Selain itu, Hendry juga mengingatkan dampak lainnya, yakni penurunan daya beli masyarakat. Sebanyak 60 persen perekonomian Indonesia bergantung pada sektor konsumsi, terutama dari kalangan kelas menengah bawah yang memiliki kebiasaan belanja yang tinggi. Jika PPN naik, hal ini berisiko menurunkan daya beli dan bisa menyebabkan kelas menengah terperosok ke kelas bawah.

“Selama lima tahun terakhir, kita sudah kehilangan hampir 9,5 juta orang dari kelas menengah. Jika PPN naik, angka ini bisa semakin bertambah, dan dampaknya sangat berbahaya bagi ekonomi kita,” paparnya.

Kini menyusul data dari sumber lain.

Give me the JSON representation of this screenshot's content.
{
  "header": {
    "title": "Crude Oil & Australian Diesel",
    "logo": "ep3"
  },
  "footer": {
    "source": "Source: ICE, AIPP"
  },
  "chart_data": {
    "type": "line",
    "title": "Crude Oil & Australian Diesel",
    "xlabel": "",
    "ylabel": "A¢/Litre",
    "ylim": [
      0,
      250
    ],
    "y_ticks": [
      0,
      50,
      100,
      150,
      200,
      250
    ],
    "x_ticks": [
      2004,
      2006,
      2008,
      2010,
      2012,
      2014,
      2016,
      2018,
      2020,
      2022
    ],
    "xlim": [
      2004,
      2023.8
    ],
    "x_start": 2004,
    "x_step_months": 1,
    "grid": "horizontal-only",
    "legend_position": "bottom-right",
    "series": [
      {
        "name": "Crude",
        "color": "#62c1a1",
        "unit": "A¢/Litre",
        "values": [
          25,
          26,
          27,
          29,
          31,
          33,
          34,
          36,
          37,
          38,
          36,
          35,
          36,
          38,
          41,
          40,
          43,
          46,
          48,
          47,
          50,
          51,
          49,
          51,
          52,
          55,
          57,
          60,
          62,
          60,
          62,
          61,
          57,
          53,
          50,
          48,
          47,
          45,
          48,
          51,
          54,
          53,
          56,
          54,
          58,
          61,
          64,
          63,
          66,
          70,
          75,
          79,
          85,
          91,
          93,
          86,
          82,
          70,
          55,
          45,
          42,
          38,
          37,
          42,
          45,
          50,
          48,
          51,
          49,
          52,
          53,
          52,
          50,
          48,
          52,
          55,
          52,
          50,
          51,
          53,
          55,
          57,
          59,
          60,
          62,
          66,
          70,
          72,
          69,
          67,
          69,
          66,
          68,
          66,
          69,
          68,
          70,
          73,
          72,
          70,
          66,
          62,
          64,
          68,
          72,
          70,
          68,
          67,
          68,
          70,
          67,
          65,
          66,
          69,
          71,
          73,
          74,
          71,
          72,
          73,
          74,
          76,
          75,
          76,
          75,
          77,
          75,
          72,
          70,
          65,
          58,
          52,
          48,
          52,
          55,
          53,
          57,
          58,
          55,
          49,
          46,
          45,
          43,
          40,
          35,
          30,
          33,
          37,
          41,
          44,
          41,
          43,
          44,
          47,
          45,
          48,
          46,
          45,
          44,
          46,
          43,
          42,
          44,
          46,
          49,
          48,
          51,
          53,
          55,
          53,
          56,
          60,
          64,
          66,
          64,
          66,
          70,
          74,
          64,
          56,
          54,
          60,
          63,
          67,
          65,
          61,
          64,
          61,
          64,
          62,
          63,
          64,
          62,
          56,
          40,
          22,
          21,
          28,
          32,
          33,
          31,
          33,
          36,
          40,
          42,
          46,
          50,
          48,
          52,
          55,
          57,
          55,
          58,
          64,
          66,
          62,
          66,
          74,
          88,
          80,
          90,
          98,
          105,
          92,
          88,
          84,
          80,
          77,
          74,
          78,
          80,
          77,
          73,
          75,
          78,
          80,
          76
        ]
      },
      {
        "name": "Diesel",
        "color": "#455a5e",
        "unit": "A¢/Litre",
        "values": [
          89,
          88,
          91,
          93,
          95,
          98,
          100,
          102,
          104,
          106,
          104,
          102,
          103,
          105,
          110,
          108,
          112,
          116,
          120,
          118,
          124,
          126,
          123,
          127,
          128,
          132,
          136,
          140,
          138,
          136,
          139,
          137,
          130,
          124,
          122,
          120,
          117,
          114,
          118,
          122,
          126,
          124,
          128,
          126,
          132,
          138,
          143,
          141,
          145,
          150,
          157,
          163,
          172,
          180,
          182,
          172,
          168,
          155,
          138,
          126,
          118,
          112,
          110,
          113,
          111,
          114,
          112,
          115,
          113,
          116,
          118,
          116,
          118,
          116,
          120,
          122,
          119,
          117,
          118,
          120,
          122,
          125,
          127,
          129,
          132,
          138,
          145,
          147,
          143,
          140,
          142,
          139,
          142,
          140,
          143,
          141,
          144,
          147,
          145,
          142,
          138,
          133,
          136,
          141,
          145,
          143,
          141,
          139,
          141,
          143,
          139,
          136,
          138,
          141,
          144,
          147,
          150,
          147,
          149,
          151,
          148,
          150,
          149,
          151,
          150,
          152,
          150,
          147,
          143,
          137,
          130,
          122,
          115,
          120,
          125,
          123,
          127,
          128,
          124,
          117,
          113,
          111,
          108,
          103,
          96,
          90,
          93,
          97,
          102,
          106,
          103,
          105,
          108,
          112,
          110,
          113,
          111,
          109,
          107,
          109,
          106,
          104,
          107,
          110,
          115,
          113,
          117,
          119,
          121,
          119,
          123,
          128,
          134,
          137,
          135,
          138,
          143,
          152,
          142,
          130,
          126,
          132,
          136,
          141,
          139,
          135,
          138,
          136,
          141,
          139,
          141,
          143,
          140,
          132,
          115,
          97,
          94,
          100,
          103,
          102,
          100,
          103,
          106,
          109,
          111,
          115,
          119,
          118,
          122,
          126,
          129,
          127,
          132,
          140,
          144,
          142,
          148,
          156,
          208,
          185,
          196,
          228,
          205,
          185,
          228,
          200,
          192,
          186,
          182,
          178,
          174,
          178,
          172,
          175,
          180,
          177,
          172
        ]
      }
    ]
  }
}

Hendry juga mengingatkan bahwa kenaikan PPN pada 2025 bukanlah yang pertama. Pada 2022, pemerintah sudah menaikkan PPN dari 10 persen menjadi 11 persen, dan kini akan naik lagi ke 12 persen. “Kenaikan PPN selama lima tahun ini mencapai 20 persen. Bukan sekadar kenaikan 2 persen, tapi dampaknya jauh lebih besar,” tegas Hendry.

Dia juga mengungkapkan bahwa kebijakan ini bisa menyebabkan kenaikan harga barang jika perusahaan memilih untuk mempertahankan tenaga kerja, yang akhirnya berdampak pada penurunan keuntungan sektor privat dan berkurangnya investasi, serta penurunan penyerapan tenaga kerja di masa depan.

“Pemerintah sebaiknya menunda kenaikan PPN ini, apalagi dengan melemahnya daya beli masyarakat yang tercermin dari deflasi selama lima bulan berturut-turut. Ada banyak cara lain yang lebih bijak dan tidak berisiko untuk meningkatkan pendapatan negara,” tutup Hendry.